A group of current and former prisoners are suing Alabama state alleging they made $450million by forcing them to work in fast food chains for ‘next to nothing’.
The lawsuit, filed on Tuesday at the Middle District Court, claims the prisoners were forced into a ‘modern-day form of slavery’ by the state.
It says they were ‘entrapped in a system of ‘convict leasing’ in which incarcerated people are forced to work, often for little or no money’ while the state kept the profits of their labor.
The plaintiffs said they are regularly forced to work at McDonald’s, KFC, Wendy’s, and Burger King franchises, Anheuser-Busch distributors, and meat processors.

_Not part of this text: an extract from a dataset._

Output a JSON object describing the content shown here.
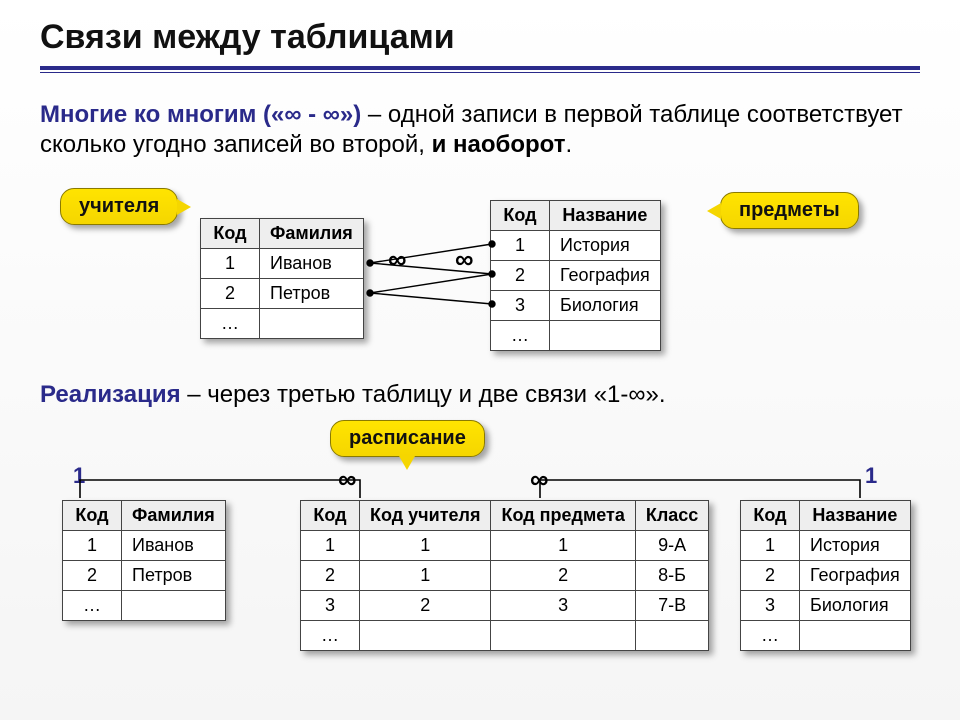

According to the complaint, inmates, ‘live in a constant danger of being murdered, stabbed, or raped… and if they refuse to work, the State punishes them even more.’
The lawsuit accuses government agencies – including the Alabama Department of Corrections – and over two dozen state officials, including Governor Kay Ivey and Attorney General Steve Marshall, of violating the Trafficking Victims Protection Act.
Alabama makes $450 million a year from forced labor, according to the complaint, which says since 2018, 575 private employers and over 100 public employers have ‘leased’ labor from Alabama prisons.
It says the inmates work against their will in ‘unsafe work conditions’ and the ADOC takes 40 percent of gross earnings claiming it is ‘to assist in defraying the cost of his/her incarceration’.
In September 2023, the complaint says 1,374 incarcerated people were enrolled in the work program.
One of the individuals involved in the complaint, Lakiera Walker, was imprisoned from 2007 to 2023.
She said she was forced to perform long hours of uncompensated work ‘upon threat of discipline’.
Her jobs included housekeeping, stripping floors, providing care for mentally disabled or other ill incarcerated people, unloading chemical trucks, working inside freezers, and at Burger King.
She said she was paid just $2 per day and was subjected to sexual harassment by a supervising officer.
When she was so ill she could not work, she said a supervisor told her to ‘get up and go make us our 40 percent’.
She told Law&Crime: ‘Those women need help. They really need a voice. I knew I had to do something. I want justice for this forced labor.’